A HSE spokesman said: 'We have reviewed the procedures in place for these educational trips, and have advised both the Mossmorran operator, and the local authority, to review and update their communications in planning these trips so they take account of any new information.

"We have also advised them they must ensure they have clear instructions in place for what to do in the unlikely event of major incident arising on the Comah establishment.

"This is in the line with the expectations placed on all Comah operators with visitor centres or other facilities used by members of the public or for educational trips."

Image caption,
ExxonMobil's ethylene plant at Mossmorran is temporarily shut down while its boilers are being fixed

It follows Kinghorn-based charity the Ecology Centre, which provided tutors for the classes, announcing in the summer it was "terminating this relationship" with ExxonMobil after campaigners branded the excursions a "dangerous PR stunt."

In July, the plant was issued with an improvement notice over the risk of an explosion.

The HSE said ExxonMobil had failed to take all measures necessary to reduce the risk of "firebox explosion from furnaces".

The firebox is an area in the plant's furnaces where fuel is burnt.

ExxonMobil has until March next year to comply with the improvement order.

Managed risks

David Glass, HSE mechanical engineering team leader, said: "In relation to the site visits, some weaknesses have been identified and will be pointed out to both ExxonMobil and Fife Council in the coming months, and should lead to improved risk assessments and clear understanding of what to do in the unlikely event of an emergency.

"We would expect risks to be kept under review by the site operator and consideration given to postponing such activities if necessary.

"HSE would not discourage visits as long as the risks are appropriately managed."

ExxonMobil chose to temporarily close its plant to undertake maintenance on its boilers in August.
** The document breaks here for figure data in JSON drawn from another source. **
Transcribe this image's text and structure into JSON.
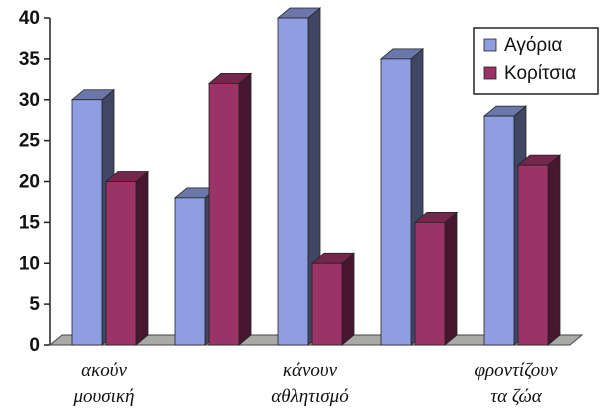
{
  "chart_data": {
    "type": "bar",
    "three_d": true,
    "categories": [
      [
        "ακούν",
        "μουσική"
      ],
      [
        "",
        ""
      ],
      [
        "κάνουν",
        "αθλητισμό"
      ],
      [
        "",
        ""
      ],
      [
        "φροντίζουν",
        "τα ζώα"
      ]
    ],
    "series": [
      {
        "name": "Αγόρια",
        "values": [
          30,
          18,
          40,
          35,
          28
        ],
        "color": "#8f9ee0"
      },
      {
        "name": "Κορίτσια",
        "values": [
          20,
          32,
          10,
          15,
          22
        ],
        "color": "#9b3366"
      }
    ],
    "ylim": [
      0,
      40
    ],
    "yticks": [
      0,
      5,
      10,
      15,
      20,
      25,
      30,
      35,
      40
    ],
    "legend_position": "top-right",
    "grid": false
  }
}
It said it planned to reopen by the end of the year.

It has also pledged to spend £140m improving the reliability of the plant.

James Glen, chairman of Mossmorran Action Group said: "The risk assessments are generic, box-ticking nonsense, and it is shameful that the council has colluded with ExxonMobil in pretending that visiting Mossmorran is no different to visiting a nature reserve.

"In recent months, operators have been caught out over a long-term untreated gas leak and Exxon has been forced to shut down operations for an extended period because major components have failed.

"Yet none of these safety breaches, indicative of an aging, ill-maintained plant being run at the very edge of permissible safety margins, have given Fife Council pause to reconsider the wisdom of school visits."

Environmental science

Stuart Neill, external affairs manager for ExxonMobil said: "We welcome the HSE's considered comments.

"We have safely run our environmental pond programme for over 15 years and have seen more than 20,000 local school children benefit from this insight to environmental science.

"We will embrace any recommendations from the HSE that help to further strengthen our risk assessment process."

Neil Finnie, Fife Council's policy and prevention service manager, said: "Our schools take part in a huge variety of outings every year, often using the buildings, organisations and facilities in the immediate vicinity.

"This helps give the children a knowledge and awareness of their surroundings and also helps build better relationships within their local communities."

He said every school trip was carefully planned and risk assessed.

Mr Finnie added: "The Health and Safety Executive have themselves said they would not discourage visits as long as the risks are appropriately managed.

"And we will, of course, implement any HSE recommendations that could improve future risk assessments."